Question

anybody on here know about l'hopital's rule??

Answer 1

yep

Answer 2

you mean this? http://en.wikipedia.org/wiki/L'H%C3%B4pital's_rule

Nope i haven't even taken Calc yet

Answer 3

yeah i mean that. and you got any tips or teach me how to use it?

Answer 4

Read the wikipedia link, they tell you everything you need to know

Answer 5

ok alright thanks

Answer 6

you use it when you have indeterminate form

Answer 7

which is either infinity over infinity or 0/0

Answer 8

could you show me an example of both? please?

Answer 9

say you have the following limit: \[\lim_{x \rightarrow 4}((x^2 - 16)/(x-4))\]

if you plug 4 in, you would end up with 0/0. This is an indeterminate form so you need to apply l'hopital's rule which just means you take the derivative of the top and the derivative of the bottom and use it as your new limit equation.

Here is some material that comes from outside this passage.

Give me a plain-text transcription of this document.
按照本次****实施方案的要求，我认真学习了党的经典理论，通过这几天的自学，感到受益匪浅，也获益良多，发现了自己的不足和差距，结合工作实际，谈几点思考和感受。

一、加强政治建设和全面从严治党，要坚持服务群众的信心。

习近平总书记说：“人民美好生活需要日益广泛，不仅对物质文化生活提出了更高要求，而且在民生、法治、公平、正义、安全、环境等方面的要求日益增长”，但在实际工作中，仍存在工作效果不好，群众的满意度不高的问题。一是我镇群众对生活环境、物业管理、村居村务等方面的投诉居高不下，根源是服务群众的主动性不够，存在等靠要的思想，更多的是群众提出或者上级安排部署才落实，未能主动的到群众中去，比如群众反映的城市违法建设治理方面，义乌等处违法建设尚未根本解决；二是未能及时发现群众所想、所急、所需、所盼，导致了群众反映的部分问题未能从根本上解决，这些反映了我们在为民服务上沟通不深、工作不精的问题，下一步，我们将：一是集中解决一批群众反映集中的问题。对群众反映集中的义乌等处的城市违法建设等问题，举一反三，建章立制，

After applying l'hopital's you should have:

\[\lim_{x \rightarrow 4}(2x/1) ----> 2(4) = 8\]

Do the same thing if an equation results in infinity/infinity. 0/0 and infinity/infinity are the two indeterminate forms you need to look out for. whenever you see them, use l'hopitals.

Answer 10

OHHHHHH!!! I get it now!! Thank you sosososososo much.